In 1968, he travelled to Japan and resided with Mr Nakano, studying Judo and Jujitsu, while living as a traditional Japanese. He undertook a Jujitsu grading after competing in the Yamaguchi Prefecture championships, and was promoted to Shodan (in a five dan grading system). In 1972 he was appointed as the unarmed combat instructor at the Queensland Police Service Academy. Between 1972 and 1977, he taught Jujitsu techniques to recruits and prepared a system of policing arrest and restraint techniques which are still taught today.

In 1974, he returned to Japan and again studied with Mr Nakano and was promoted to Nidan. Since that date, he has resided in various parts of Queensland, and continued practising and teaching Jujitsu and Judo. He has been promoted to the rank of Shichi Dan (in a revised 10 Dan system).
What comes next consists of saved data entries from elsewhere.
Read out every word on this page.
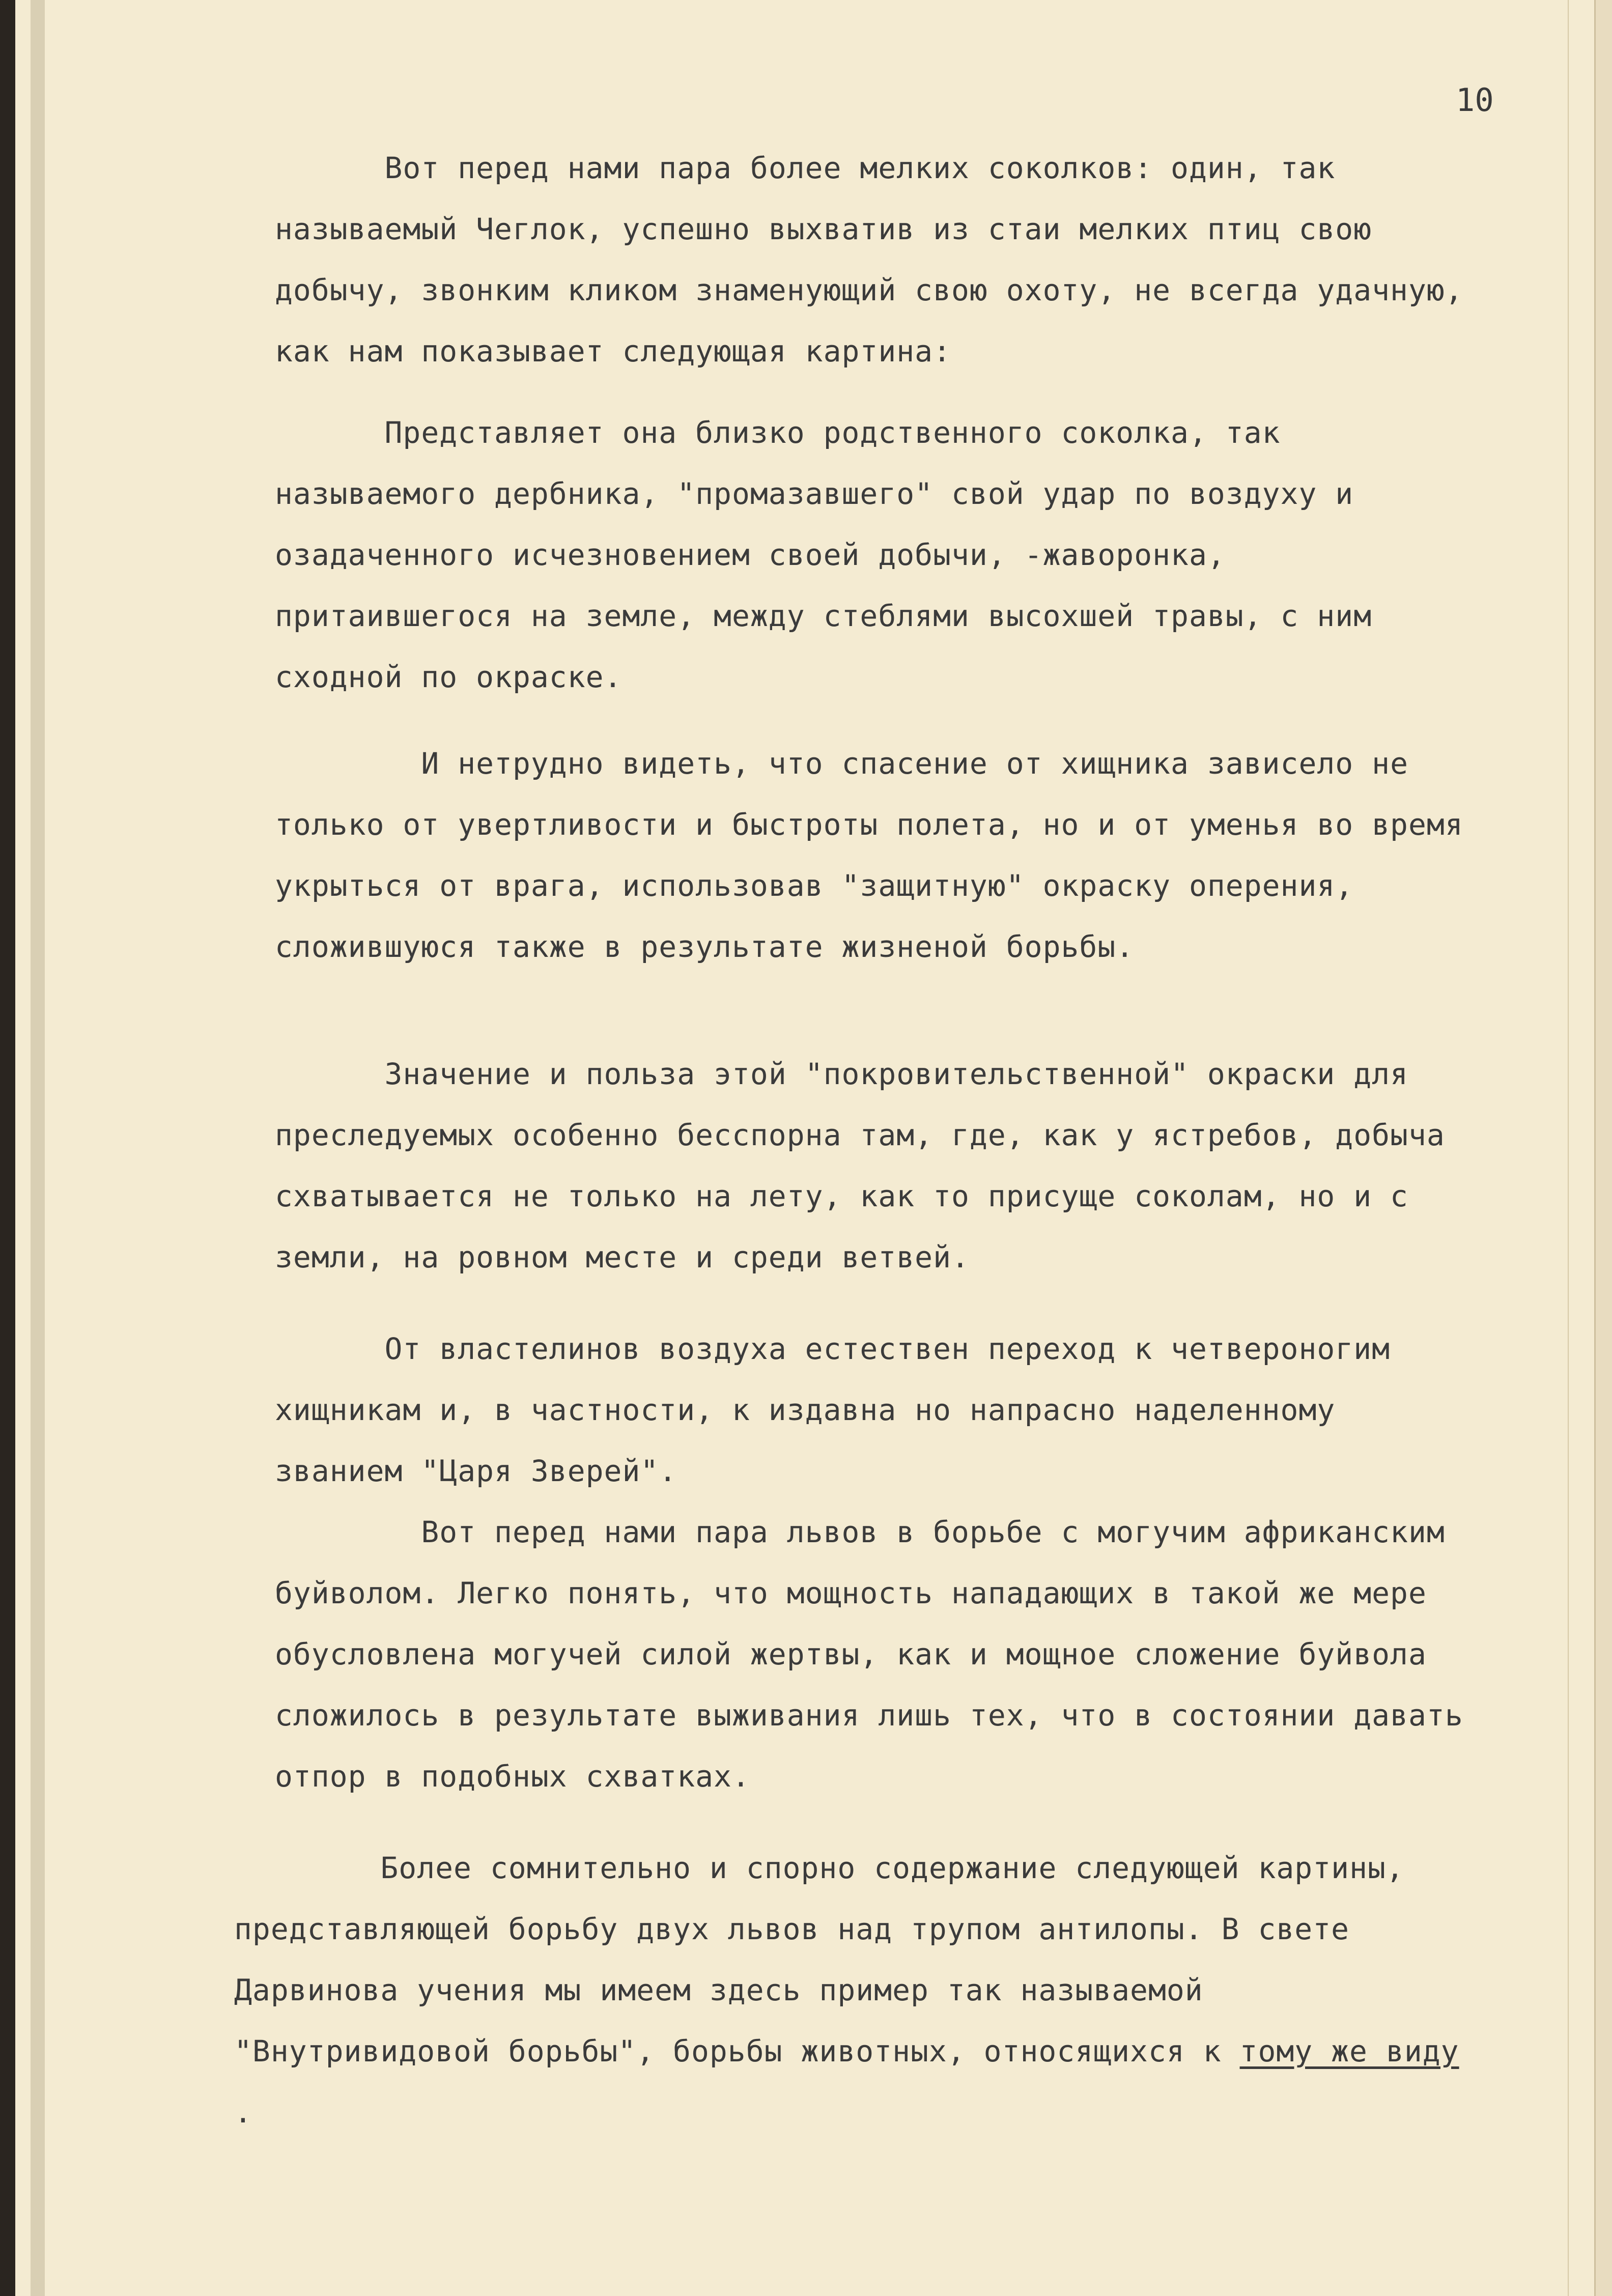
10

Вот перед нами пара более мелких соколков: один, так называемый Чеглок, успешно выхватив из стаи мелких птиц свою добычу, звонким кликом знаменующий свою охоту, не всегда удачную, как нам показывает следующая картина:

Представляет она близко родственного соколка, так называемого дербника, "промазавшего" свой удар по воздуху и озадаченного исчезновением своей добычи, -жаворонка, притаившегося на земле, между стеблями высохшей травы, с ним сходной по окраске.

И нетрудно видеть, что спасение от хищника зависело не только от увертливости и быстроты полета, но и от уменья во время укрыться от врага, использовав "защитную" окраску оперения, сложившуюся также в результате жизненой борьбы.

Значение и польза этой "покровительственной" окраски для преследуемых особенно бесспорна там, где, как у ястребов, добыча схватывается не только на лету, как то присуще соколам, но и с земли, на ровном месте и среди ветвей.

От властелинов воздуха естествен переход к четвероногим хищникам и, в частности, к издавна но напрасно наделенному званием "Царя Зверей".

Вот перед нами пара львов в борьбе с могучим африканским буйволом. Легко понять, что мощность нападающих в такой же мере обусловлена могучей силой жертвы, как и мощное сложение буйвола сложилось в результате выживания лишь тех, что в состоянии давать отпор в подобных схватках.

Более сомнительно и спорно содержание следующей картины, представляющей борьбу двух львов над трупом антилопы. В свете Дарвинова учения мы имеем здесь пример так называемой "Внутривидовой борьбы", борьбы животных, относящихся к тому же виду .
He has trained extensively with disciples of Dr A.J. Ross, who is credited with founding the first Judo and Jujitsu school in Australia in the mid 1920s. Many of Dr Ross’ students, such as John Lee Jones, Buck Samrai and Joe Elkenhans are exponents of the Yoshin Ryu style, and continue to teach the ancient techniques. As such, they are among the longest serving Judo and Jujitsu practitioners in Australia.

In the early to mid 1970s, he trained with Sensei Mike Jeans, who later became the President of the Australian Society of Jujitsuans. This liaison assisted him in making slight adaptations to the syllabus to form a ten dan grading curriculum, so registration with the national body could become a reality.

Over the last 20 years, Mr Stackpoole has resided in various places in Queensland – Rockhampton, Mount Isa, Townsville, Innisfail, Cairns and the Gold Coast – where he has opened Judo and Jujitsu clubs and taught many keen students.

The Kyushin Ryu style of Jujitsu has long and firm traditional ties to the art practised by the shoguns, many centuries ago. As such, there have been few alterations to the traditional techniques, with the exception of adherence to a code of safety to meet contemporary litigative demands. Mr Stackpoole has accepted the title of Shihan as the head of school, but is quick to point out that the style retains the traditions of its founders, and is not a recent formation of his own techniques and ideas.